Being a smoker at the time, I couldn’t have declined the job, given I was a user of their product.
Today I would reconsider, but back then it seemed to be okay. We’ve worked with many, many large corporations over the years and being partly based in Alberta, that would include oil and pipeline companies. I’m not here to debate whether it’s right or wrong, everyone’s level of willingness is different and what they are comfortable with is their personal choice. We’ve met many employees of those companies who are just hard working people like the rest of us, trying to make a living and feed their families. As far as I can see there is no great conspiracy out there. These employees want what’s safe for their families too, clean water and clean air. The times are changing for the better when we should all become a little more green, both big companies and individuals. We all will change and adapt as we are in these times now.

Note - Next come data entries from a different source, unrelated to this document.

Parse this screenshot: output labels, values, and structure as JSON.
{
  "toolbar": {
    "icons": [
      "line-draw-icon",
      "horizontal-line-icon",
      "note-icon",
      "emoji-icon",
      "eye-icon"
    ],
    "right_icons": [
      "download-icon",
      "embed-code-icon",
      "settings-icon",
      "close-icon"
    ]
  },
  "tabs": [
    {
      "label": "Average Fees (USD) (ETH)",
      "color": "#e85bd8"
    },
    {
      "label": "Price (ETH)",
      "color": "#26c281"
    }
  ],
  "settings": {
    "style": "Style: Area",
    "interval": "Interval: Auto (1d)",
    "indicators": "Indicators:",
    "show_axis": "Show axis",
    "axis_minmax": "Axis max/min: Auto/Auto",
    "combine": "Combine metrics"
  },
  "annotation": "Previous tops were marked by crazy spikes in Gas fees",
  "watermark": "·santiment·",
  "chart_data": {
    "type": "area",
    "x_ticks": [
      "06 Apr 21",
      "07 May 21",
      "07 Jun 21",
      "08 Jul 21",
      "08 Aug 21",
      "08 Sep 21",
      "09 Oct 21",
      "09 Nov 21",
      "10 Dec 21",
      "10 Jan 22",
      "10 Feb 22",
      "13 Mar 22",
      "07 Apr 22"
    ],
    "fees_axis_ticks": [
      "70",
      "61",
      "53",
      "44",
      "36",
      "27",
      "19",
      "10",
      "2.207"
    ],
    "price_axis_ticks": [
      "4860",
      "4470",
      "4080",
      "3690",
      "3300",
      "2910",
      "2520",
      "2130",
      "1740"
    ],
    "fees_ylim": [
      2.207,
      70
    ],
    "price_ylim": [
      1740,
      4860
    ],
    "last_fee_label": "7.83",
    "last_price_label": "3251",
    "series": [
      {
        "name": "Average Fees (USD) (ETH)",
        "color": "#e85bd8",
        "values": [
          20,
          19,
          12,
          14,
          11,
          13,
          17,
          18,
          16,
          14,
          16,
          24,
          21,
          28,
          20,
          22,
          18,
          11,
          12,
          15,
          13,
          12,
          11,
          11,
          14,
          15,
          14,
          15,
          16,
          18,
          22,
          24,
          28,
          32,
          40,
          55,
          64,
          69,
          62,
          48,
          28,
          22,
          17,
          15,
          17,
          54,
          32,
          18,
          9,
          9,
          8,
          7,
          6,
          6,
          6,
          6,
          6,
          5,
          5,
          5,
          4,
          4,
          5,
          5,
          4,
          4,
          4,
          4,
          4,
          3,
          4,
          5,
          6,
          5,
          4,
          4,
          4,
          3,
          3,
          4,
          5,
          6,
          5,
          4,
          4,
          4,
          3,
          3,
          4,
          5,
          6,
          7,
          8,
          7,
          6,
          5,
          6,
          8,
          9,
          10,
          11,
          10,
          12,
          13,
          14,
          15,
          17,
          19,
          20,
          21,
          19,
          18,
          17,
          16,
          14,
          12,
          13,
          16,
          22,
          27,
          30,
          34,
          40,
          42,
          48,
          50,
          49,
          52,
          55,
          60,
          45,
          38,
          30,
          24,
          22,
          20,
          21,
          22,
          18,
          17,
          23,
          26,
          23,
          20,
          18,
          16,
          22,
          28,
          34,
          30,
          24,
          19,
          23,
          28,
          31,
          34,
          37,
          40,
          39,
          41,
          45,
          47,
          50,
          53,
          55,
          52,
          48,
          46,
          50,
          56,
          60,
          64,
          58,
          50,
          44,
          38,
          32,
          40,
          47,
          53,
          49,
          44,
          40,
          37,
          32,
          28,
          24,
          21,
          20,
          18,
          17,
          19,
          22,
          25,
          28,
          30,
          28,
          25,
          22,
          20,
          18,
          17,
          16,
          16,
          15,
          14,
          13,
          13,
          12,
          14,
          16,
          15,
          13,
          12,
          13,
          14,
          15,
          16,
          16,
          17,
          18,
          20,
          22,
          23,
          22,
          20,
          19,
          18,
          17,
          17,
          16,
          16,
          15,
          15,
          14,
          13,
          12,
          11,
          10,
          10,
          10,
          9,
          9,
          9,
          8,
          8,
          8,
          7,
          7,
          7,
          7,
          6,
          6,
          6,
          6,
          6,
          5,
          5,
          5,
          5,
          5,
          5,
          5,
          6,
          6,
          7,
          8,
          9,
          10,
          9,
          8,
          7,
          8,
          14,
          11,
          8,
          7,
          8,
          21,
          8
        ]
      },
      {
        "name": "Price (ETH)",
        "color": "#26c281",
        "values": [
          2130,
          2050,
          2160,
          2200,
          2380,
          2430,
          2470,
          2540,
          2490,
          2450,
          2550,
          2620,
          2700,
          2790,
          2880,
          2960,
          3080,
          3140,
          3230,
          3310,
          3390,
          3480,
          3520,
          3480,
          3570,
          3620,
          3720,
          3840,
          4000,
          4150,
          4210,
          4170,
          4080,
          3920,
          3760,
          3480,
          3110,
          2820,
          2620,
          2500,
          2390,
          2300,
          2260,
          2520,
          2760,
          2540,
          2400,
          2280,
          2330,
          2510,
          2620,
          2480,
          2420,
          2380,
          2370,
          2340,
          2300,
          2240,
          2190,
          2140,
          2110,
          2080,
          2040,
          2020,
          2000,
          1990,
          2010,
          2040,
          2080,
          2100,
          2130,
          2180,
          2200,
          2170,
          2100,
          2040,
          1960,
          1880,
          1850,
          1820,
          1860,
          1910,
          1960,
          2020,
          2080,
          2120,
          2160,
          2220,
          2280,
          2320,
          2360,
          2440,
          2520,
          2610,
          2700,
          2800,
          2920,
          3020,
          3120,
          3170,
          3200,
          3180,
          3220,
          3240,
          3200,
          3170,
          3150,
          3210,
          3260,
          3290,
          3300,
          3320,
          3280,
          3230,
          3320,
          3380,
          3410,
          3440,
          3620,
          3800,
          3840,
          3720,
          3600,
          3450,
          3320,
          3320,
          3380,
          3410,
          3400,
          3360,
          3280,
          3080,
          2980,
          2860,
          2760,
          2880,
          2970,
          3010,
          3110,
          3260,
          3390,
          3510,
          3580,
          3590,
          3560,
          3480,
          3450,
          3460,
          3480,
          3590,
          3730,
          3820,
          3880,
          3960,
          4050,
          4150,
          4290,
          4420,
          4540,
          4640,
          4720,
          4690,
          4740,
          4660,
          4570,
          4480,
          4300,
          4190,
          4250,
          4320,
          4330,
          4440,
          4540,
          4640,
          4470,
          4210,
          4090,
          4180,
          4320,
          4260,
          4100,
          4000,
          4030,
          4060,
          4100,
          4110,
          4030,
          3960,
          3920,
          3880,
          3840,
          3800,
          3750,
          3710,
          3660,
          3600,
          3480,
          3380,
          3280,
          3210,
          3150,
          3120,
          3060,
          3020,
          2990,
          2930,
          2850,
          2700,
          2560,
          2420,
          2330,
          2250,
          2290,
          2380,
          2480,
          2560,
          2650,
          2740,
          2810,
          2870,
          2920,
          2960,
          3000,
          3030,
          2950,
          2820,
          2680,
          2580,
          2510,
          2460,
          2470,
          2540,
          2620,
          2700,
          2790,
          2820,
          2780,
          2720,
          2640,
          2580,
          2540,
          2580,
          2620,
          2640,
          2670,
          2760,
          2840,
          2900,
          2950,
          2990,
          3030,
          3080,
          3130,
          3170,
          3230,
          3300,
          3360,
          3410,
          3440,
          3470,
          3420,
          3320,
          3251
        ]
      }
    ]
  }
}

As you can imagine it’s always a struggle and our willingness level fluctuates. Sometimes I sit back and thing, “Do I want to be a part of this advertising machine that is constantly showing the perfect world, knowing that the world is far from perfect?” I loved, and still do love, photography and advertising but where is my comfort zone now? One of the first billboards we ever photographed was for the Youth Emergency Shelter in Edmonton. On a side note, when you photograph your first billboard, it is a requirement that you drive all over town looking for it, and once you find it, pose in front of it. As far as exciting in photography goes, this was pretty damn exciting. Not long after that, we did some photos for the AIDS network. It was a time when the disease was still very much dangerous and part of the community. I came to realize that if we were not in the commercial photography business then we would not have been asked to photograph those billboards. As commercial photographers, we are able to use our skills to help charities in need. Working for corporations and small businesses give us that ability to help. This became part of our company’s policy. We always give back with our skill and because we’ve been around a few years, we are able to ask for our friends help when a charity needs it. Many of our friends in the advertising business have helped us over the years with charities we are involved with. They come up with concepts and designs and use their connections to help raise awareness.
Two of the most recent examples were The Beard and Moustache Club of Newfoundland and Labrador and the S.T.A.N.D charity. The Beard and Moustache Club contacted us to photograph their second annual calendar. We travelled all around Newfoundland and Labrador and photographing big hairy men wearing mermaid tails. The club flew us out and paid our costs and in the end raised over $250,000 for a local charity.
Our friend Erin Brassard asked us to take some photos for a charity she was starting all on her own. It’s called S.T.A.N.D Support, Teach, Advocate, Nourish. It is for survivors of sexual assault, run by those who have experienced sexual assault. Sadly Erin was sexually assaulted. We are happy she reached out to us to take photos and help her cause.